Collagen is a protein that makes up a large part of the body's proteins, accounting for around 30%. It provides structure, support, and strength to skin, muscle, bone, and connective tissues. While scientific research on collagen supplements is lacking, a well-balanced diet can give the body the raw ingredients it needs to help it produce collagen naturally. Collagen is an important component of skin. It plays a role in strengthening the skin, as well as in elasticity and hydration.
As you age, your body produces less collagen, which can lead to dry skin and wrinkles. Collagen is the most abundant protein in the body and its fiber-like structure is used to make connective tissue. Connective tissue connects other tissues and is an important component of bones, skin, muscles, tendons, and cartilage. It helps make fabrics strong and resistant to stretching. Collagen also allows fabrics to be flexible. As people age, collagen production naturally declines.
However, there are potential health benefits associated with taking collagen supplements. Studies on the safety and effectiveness of collagen supplements are limited and most have been funded by the supplement industry, raising concerns about bias. When digested in the stomach, collagen breaks down into amino acids which are then distributed where the body needs protein most. They can be sold as collagen peptides or hydrolyzed collagen, which are decomposed forms of collagen that are more easily absorbed. Researchers are also getting closer to producing synthetic collagens for biomedical applications that do not come from animals or humans. At the end of one study, those taking a calcium and collagen supplement had significantly lower blood levels of proteins that promote bone breakdown than those who took calcium alone (1).

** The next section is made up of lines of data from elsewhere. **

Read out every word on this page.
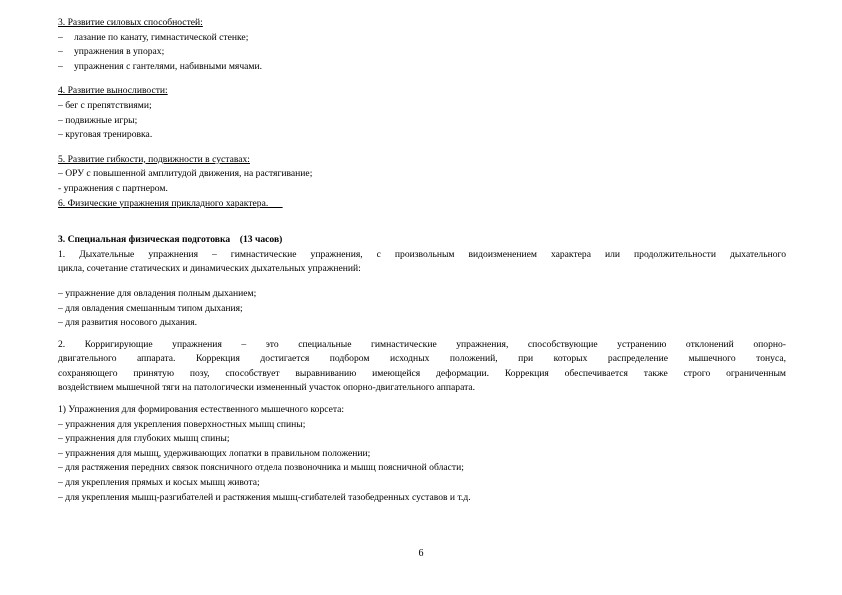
3. Развитие силовых способностей:
– лазание по канату, гимнастической стенке;
– упражнения в упорах;
– упражнения с гантелями, набивными мячами.
4. Развитие выносливости:
– бег с препятствиями;
– подвижные игры;
– круговая тренировка.
5. Развитие гибкости, подвижности в суставах:
– ОРУ с повышенной амплитудой движения, на растягивание;
- упражнения с партнером.
6. Физические упражнения прикладного характера.
3. Специальная физическая подготовка    (13 часов)
1. Дыхательные упражнения – гимнастические упражнения, с произвольным видоизменением характера или продолжительности дыхательного
цикла, сочетание статических и динамических дыхательных упражнений:
– упражнение для овладения полным дыханием;
– для овладения смешанным типом дыхания;
– для развития носового дыхания.
2.  Корригирующие  упражнения  –  это  специальные  гимнастические  упражнения,  способствующие  устранению  отклонений  опорно-
двигательного  аппарата.  Коррекция  достигается  подбором  исходных  положений,  при  которых  распределение  мышечного  тонуса,
сохраняющего принятую позу, способствует выравниванию имеющейся деформации. Коррекция обеспечивается также строго ограниченным
воздействием мышечной тяги на патологически измененный участок опорно-двигательного аппарата.
1) Упражнения для формирования естественного мышечного корсета:
– упражнения для укрепления поверхностных мышц спины;
– упражнения для глубоких мышц спины;
– упражнения для мышц, удерживающих лопатки в правильном положении;
– для растяжения передних связок поясничного отдела позвоночника и мышц поясничной области;
– для укрепления прямых и косых мышц живота;
– для укрепления мышц-разгибателей и растяжения мышц-сгибателей тазобедренных суставов и т.д.
6
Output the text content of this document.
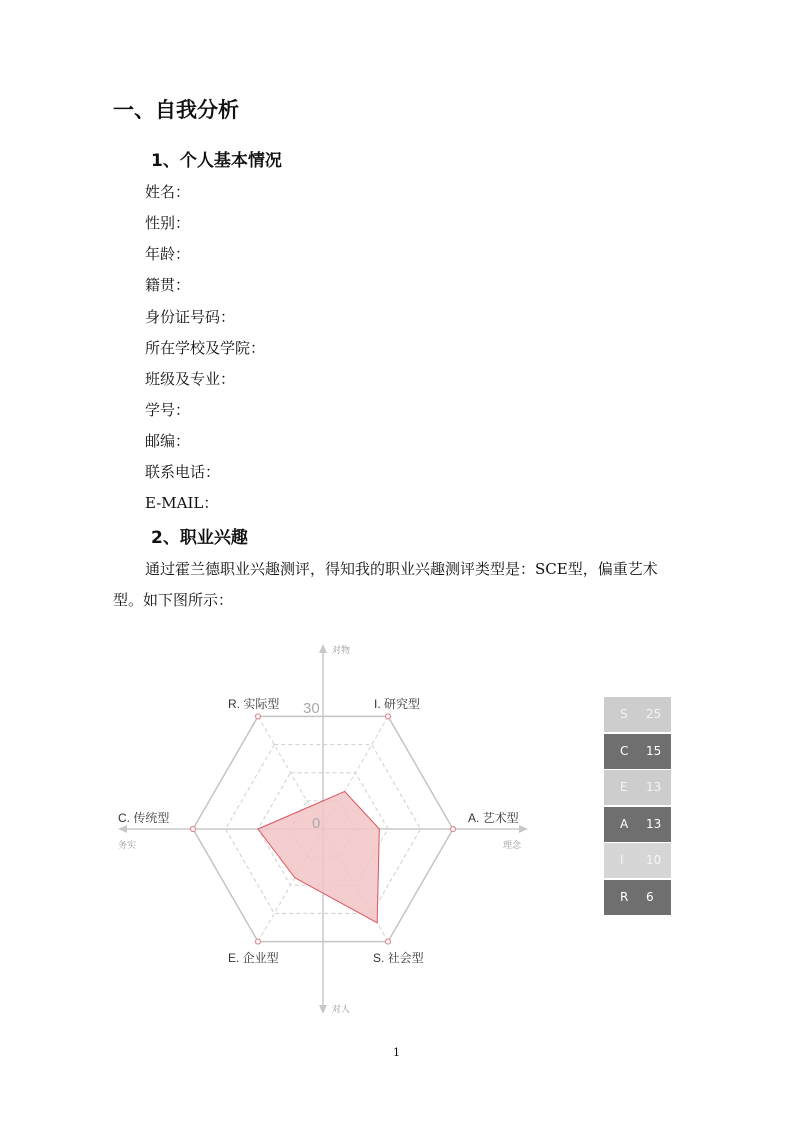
一、自我分析
1、个人基本情况
姓名：
性别：
年龄：
籍贯：
身份证号码：
所在学校及学院：
班级及专业：
学号：
邮编：
联系电话：
E-MAIL：
2、职业兴趣
通过霍兰德职业兴趣测评，得知我的职业兴趣测评类型是：SCE型，偏重艺术
型。如下图所示：
对物
对人
务实	理念
30
0
R. 实际型	I. 研究型
A. 艺术型
S. 社会型
E. 企业型
C. 传统型
S 25
C 15
E 13
A 13
I 10
R 6
1
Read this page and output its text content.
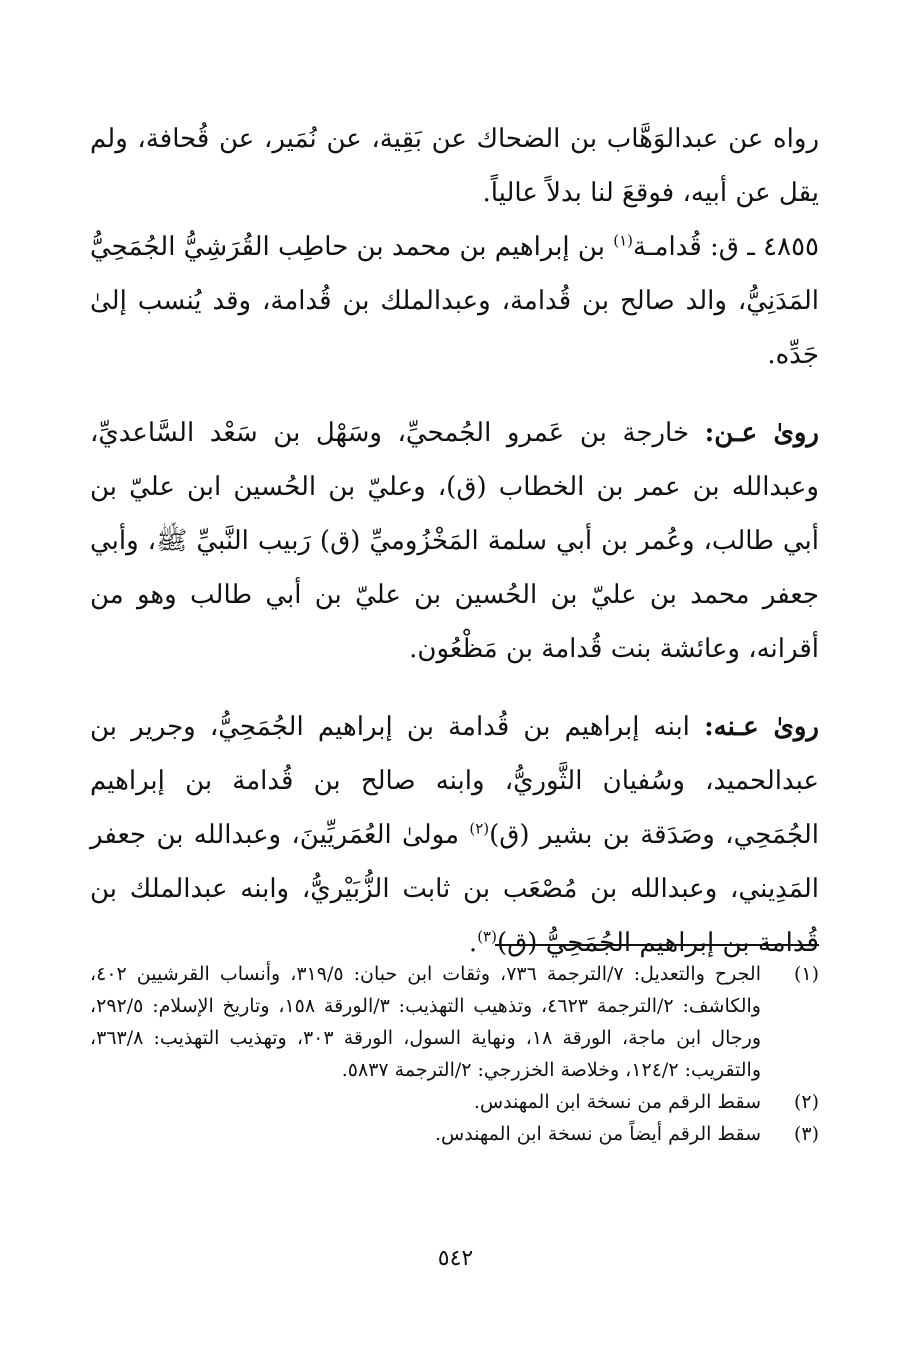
رواه عن عبدالوَهَّاب بن الضحاك عن بَقِية، عن نُمَير، عن قُحافة، ولم يقل عن أبيه، فوقعَ لنا بدلاً عالياً.

٤٨٥٥ ـ ق: قُدامـة$^{(١)}$ بن إبراهيم بن محمد بن حاطِب القُرَشِيُّ الجُمَحِيُّ المَدَنِيُّ، والد صالح بن قُدامة، وعبدالملك بن قُدامة، وقد يُنسب إلىٰ جَدِّه.

روىٰ عـن: خارجة بن عَمرو الجُمحيِّ، وسَهْل بن سَعْد السَّاعديِّ، وعبدالله بن عمر بن الخطاب (ق)، وعليّ بن الحُسين ابن عليّ بن أبي طالب، وعُمر بن أبي سلمة المَخْزُوميِّ (ق) رَبيب النَّبيِّ ﷺ، وأبي جعفر محمد بن عليّ بن الحُسين بن عليّ بن أبي طالب وهو من أقرانه، وعائشة بنت قُدامة بن مَظْعُون.

روىٰ عـنه: ابنه إبراهيم بن قُدامة بن إبراهيم الجُمَحِيُّ، وجرير بن عبدالحميد، وسُفيان الثَّوريُّ، وابنه صالح بن قُدامة بن إبراهيم الجُمَحِي، وصَدَقة بن بشير (ق)$^{(٢)}$ مولىٰ العُمَريِّينَ، وعبدالله بن جعفر المَدِيني، وعبدالله بن مُصْعَب بن ثابت الزُّبَيْريُّ، وابنه عبدالملك بن قُدامة بن إبراهيم الجُمَحِيُّ (ق)$^{(٣)}$.

(١)
الجرح والتعديل: ٧/الترجمة ٧٣٦، وثقات ابن حبان: ٣١٩/٥، وأنساب القرشيين ٤٠٢، والكاشف: ٢/الترجمة ٤٦٢٣، وتذهيب التهذيب: ٣/الورقة ١٥٨، وتاريخ الإسلام: ٢٩٢/٥، ورجال ابن ماجة، الورقة ١٨، ونهاية السول، الورقة ٣٠٣، وتهذيب التهذيب: ٣٦٣/٨، والتقريب: ١٢٤/٢، وخلاصة الخزرجي: ٢/الترجمة ٥٨٣٧.
(٢)
سقط الرقم من نسخة ابن المهندس.
(٣)
سقط الرقم أيضاً من نسخة ابن المهندس.
٥٤٢
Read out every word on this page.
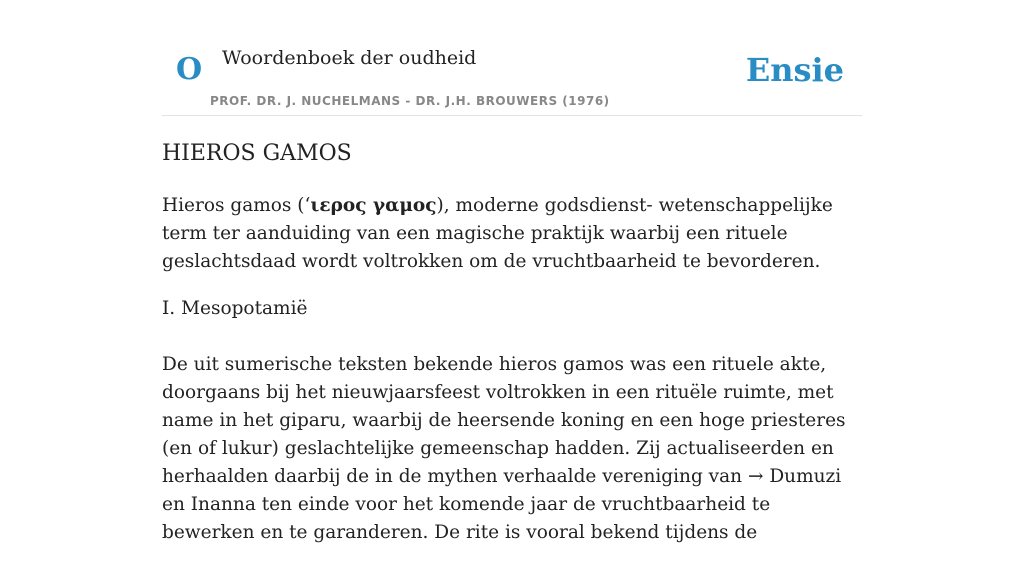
O Woordenboek der oudheid
PROF. DR. J. NUCHELMANS - DR. J.H. BROUWERS (1976)
Ensie
HIEROS GAMOS

Hieros gamos (‘ιερος γαμος), moderne godsdienst- wetenschappelijke term ter aanduiding van een magische praktijk waarbij een rituele geslachtsdaad wordt voltrokken om de vruchtbaarheid te bevorderen.

I. Mesopotamië

De uit sumerische teksten bekende hieros gamos was een rituele akte, doorgaans bij het nieuwjaarsfeest voltrokken in een rituële ruimte, met name in het giparu, waarbij de heersende koning en een hoge priesteres (en of lukur) geslachtelijke gemeenschap hadden. Zij actualiseerden en herhaalden daarbij de in de mythen verhaalde vereniging van → Dumuzi en Inanna ten einde voor het komende jaar de vruchtbaarheid te bewerken en te garanderen. De rite is vooral bekend tijdens de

That said, available research has shown no negative side effects in people who received collagen supplements. Collagen can be found in all muscle tissues of animals (not organic tissue), bone broth, egg whites, and spirulina. Some people say that taking supplements that contain collagen hydrolysate can increase collagen levels and help control symptoms of osteoarthritis. There are also many anecdotal claims that collagen supplements help prevent acne and other skin conditions but they are not supported by scientific evidence. However, there are potential conflicts of interest in this area because most if not all research on collagen supplements is funded or partially funded by related industries that could benefit from a positive study outcome or one or more of the study authors have links to those industries. Celebrities are promoting it, the Internet is driving it, and your friends may even be excited about how consuming collagen has helped their skin look younger and their hair look healthier. In addition, collagen supplements can cause digestive side effects such as heartburn and feeling full (1).
Oral collagen supplements in the form of pills, powders, and certain foods are thought to be more effectively absorbed by the body and have skyrocketed in popularity among consumers. However, a variety of animal and plant foods contain materials for the production of collagen in our own body. More research is needed to determine if eating foods rich in collagen helps increase collagen levels in the body as they may not have the same benefits as supplements.